NEW MEXICO IS POISED TO BE A NATIONAL LEADER ON CUTTING METHANE WASTE AND POLLUTION
In January 2019, Gov. Michelle Lujan Grisham announced that she was going to make New Mexico a national leader in cutting methane waste and pollution by adopting rules “to eclipse states that are successfully doing this work.” Gov. Lujan Grisham’s goal stands on firm ground given that Republican- and Democratic-leaning states across the U.S. have acted to cut emissions and proven solutions are a win for the environment and economy.
- In 2014, Colorado became the first state in the nation to limit methane emissions from oil and gas operations with the support of the state’s largest independent oil and gas producers and environmentalists. Three years later, the state strengthened rules for its largest oilfield with the support of the two largest oil and gas trade groups. And in 2019, the Colorado legislature passed a directive to strengthen methane regulations statewide.
- In December 2018, Wyoming adopted new rules to cut oil and gas air pollution from new development across the state.

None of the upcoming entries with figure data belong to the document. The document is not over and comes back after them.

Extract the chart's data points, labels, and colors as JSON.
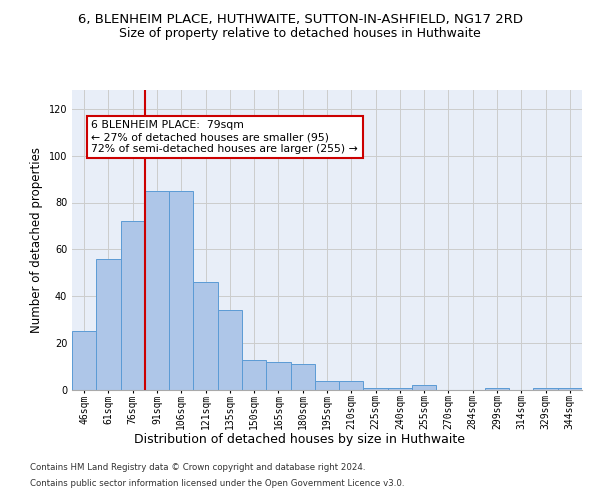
{
  "title": "6, BLENHEIM PLACE, HUTHWAITE, SUTTON-IN-ASHFIELD, NG17 2RD",
  "subtitle": "Size of property relative to detached houses in Huthwaite",
  "xlabel_bottom": "Distribution of detached houses by size in Huthwaite",
  "ylabel": "Number of detached properties",
  "categories": [
    "46sqm",
    "61sqm",
    "76sqm",
    "91sqm",
    "106sqm",
    "121sqm",
    "135sqm",
    "150sqm",
    "165sqm",
    "180sqm",
    "195sqm",
    "210sqm",
    "225sqm",
    "240sqm",
    "255sqm",
    "270sqm",
    "284sqm",
    "299sqm",
    "314sqm",
    "329sqm",
    "344sqm"
  ],
  "values": [
    25,
    56,
    72,
    85,
    85,
    46,
    34,
    13,
    12,
    11,
    4,
    4,
    1,
    1,
    2,
    0,
    0,
    1,
    0,
    1,
    1
  ],
  "bar_color": "#aec6e8",
  "bar_edge_color": "#5b9bd5",
  "vline_x_index": 2,
  "vline_color": "#cc0000",
  "annotation_text": "6 BLENHEIM PLACE:  79sqm\n← 27% of detached houses are smaller (95)\n72% of semi-detached houses are larger (255) →",
  "annotation_box_color": "#ffffff",
  "annotation_box_edge": "#cc0000",
  "ylim": [
    0,
    128
  ],
  "yticks": [
    0,
    20,
    40,
    60,
    80,
    100,
    120
  ],
  "grid_color": "#cccccc",
  "bg_color": "#e8eef8",
  "footer_line1": "Contains HM Land Registry data © Crown copyright and database right 2024.",
  "footer_line2": "Contains public sector information licensed under the Open Government Licence v3.0.",
  "title_fontsize": 9.5,
  "subtitle_fontsize": 9,
  "tick_fontsize": 7,
  "ylabel_fontsize": 8.5,
  "xlabel_fontsize": 9
}
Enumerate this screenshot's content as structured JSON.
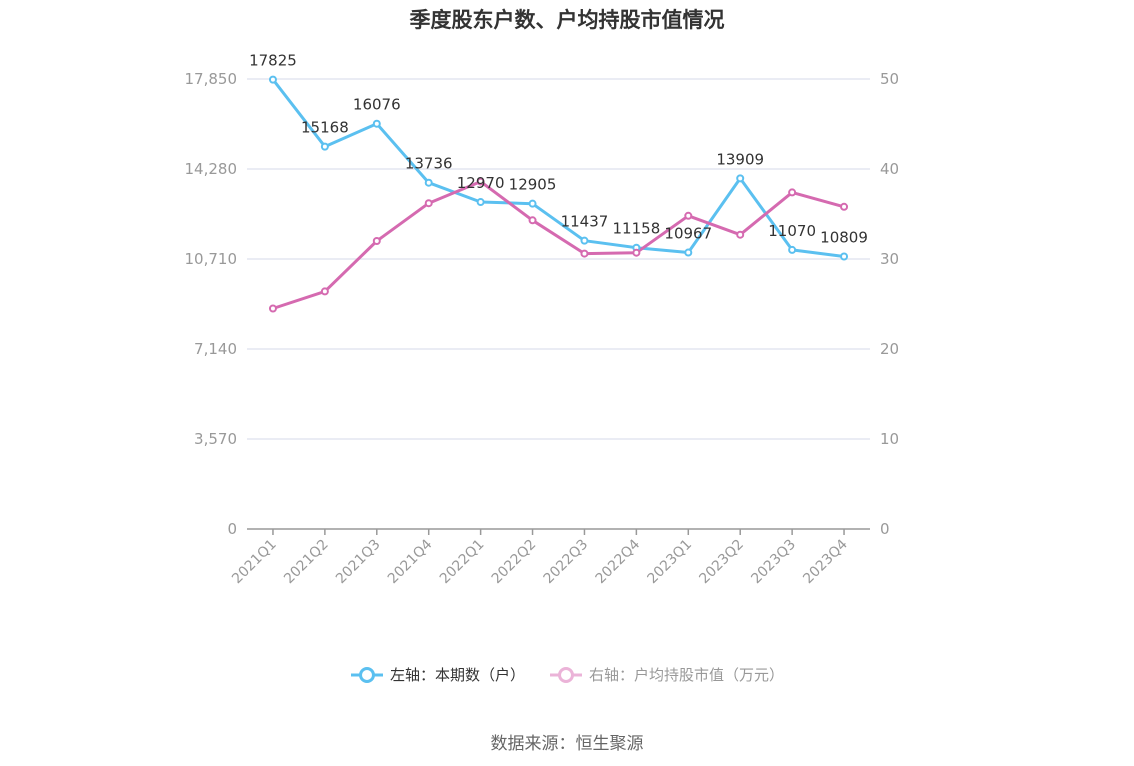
{
  "title": "季度股东户数、户均持股市值情况",
  "source": "数据来源：恒生聚源",
  "colors": {
    "left_series": "#5bc0f0",
    "right_series": "#d56ab0",
    "grid": "#e3e6f0",
    "axis": "#999999"
  },
  "chart_data": {
    "type": "line",
    "categories": [
      "2021Q1",
      "2021Q2",
      "2021Q3",
      "2021Q4",
      "2022Q1",
      "2022Q2",
      "2022Q3",
      "2022Q4",
      "2023Q1",
      "2023Q2",
      "2023Q3",
      "2023Q4"
    ],
    "left_axis": {
      "ylim": [
        0,
        17850
      ],
      "ticks": [
        "0",
        "3,570",
        "7,140",
        "10,710",
        "14,280",
        "17,850"
      ]
    },
    "right_axis": {
      "ylim": [
        0,
        50
      ],
      "ticks": [
        "0",
        "10",
        "20",
        "30",
        "40",
        "50"
      ]
    },
    "series": [
      {
        "name": "左轴：本期数（户）",
        "axis": "left",
        "values": [
          17825,
          15168,
          16076,
          13736,
          12970,
          12905,
          11437,
          11158,
          10967,
          13909,
          11070,
          10809
        ],
        "labels": [
          "17825",
          "15168",
          "16076",
          "13736",
          "12970",
          "12905",
          "11437",
          "11158",
          "10967",
          "13909",
          "11070",
          "10809"
        ]
      },
      {
        "name": "右轴：户均持股市值（万元）",
        "axis": "right",
        "values": [
          24.5,
          26.4,
          32.0,
          36.2,
          38.6,
          34.3,
          30.6,
          30.7,
          34.8,
          32.7,
          37.4,
          35.8
        ]
      }
    ],
    "grid": true,
    "legend": "bottom-center"
  }
}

This came after the Trump administration proposed cutting federal methane standards. Wyoming’s new source rules build upon the progress made in 2014 when the state adopted regulations that successfully cut emissions from new and existing sources in the Upper Green River Basin.
- In June 2018, the nation’s second-largest natural gas producer, Pennsylvania, adopted new permit requirements to reduce methane emissions from new, unconventional natural gas operations. The state will officially embark on a rulemaking this summer to cut emissions from existing unconventional natural gas operations.
- In 2015 and again in 2018, Ohio adopted rules to cut emissions from new oil and gas facilities. And just last year, the state announced a stakeholder effort to cut emissions from existing operations.